We are running samba 3.0.10 at work on our server. It is serving a filesystem which contains all of our subversion workspaces for our developers.

We are using subversion 1.3.0.

The source code and makefile have the eol-style set to native.

When I first created the individual workspaces, I checked them out under linux; therefore, all of the files were in unix format.

We generally do our work on windows computers; therefore, as files have been modified and committed, they are put back into the workspaces in dos format since the windows computers did the commit.

Now here's the issue. The "svn status" command on windows will show a makefile as having been modified when it has not. This only occurs if I update my workspace because another developer modified and committed the makefile from their workspace.

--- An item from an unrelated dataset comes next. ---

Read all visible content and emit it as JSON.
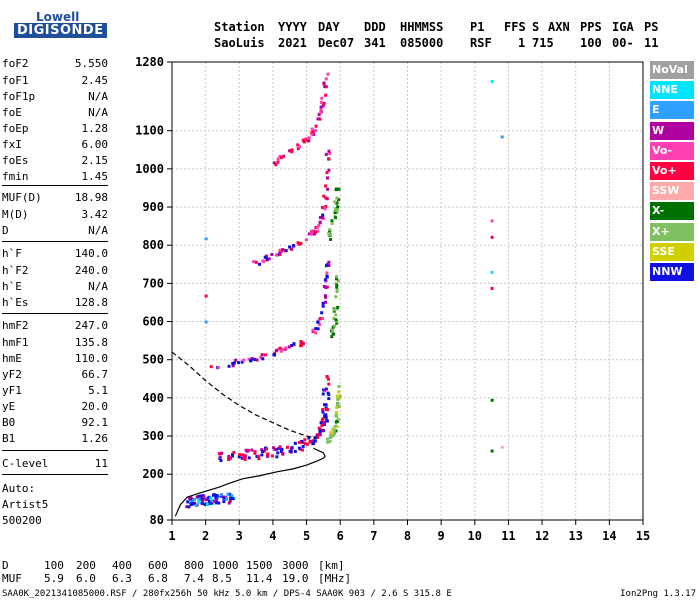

At first I thought the problem was because the normal file was in dos format while the file in the text-base directory was in unix format. I tried setting both files to unix format and also dos format and still get the same result from "svn status" saying the file has been modified.

If I modify a makefile and commit it, "svn status" does not show the makefile as being modified after the commit. I checked and when I do the commit in my workspace, the normal file is in dos format and the text-base file is in unix format so I sure can't figure out what's going on.

Normal source code files do not have this behavior even though they also end up in dos format while the text-base file is in unix format.

To take this a step further, I copied my entire workspace onto my local disk on my windows computer and "svn status" does NOT report the makefile as having been modified.

By the way, under linux, it does not report the makefile as modified.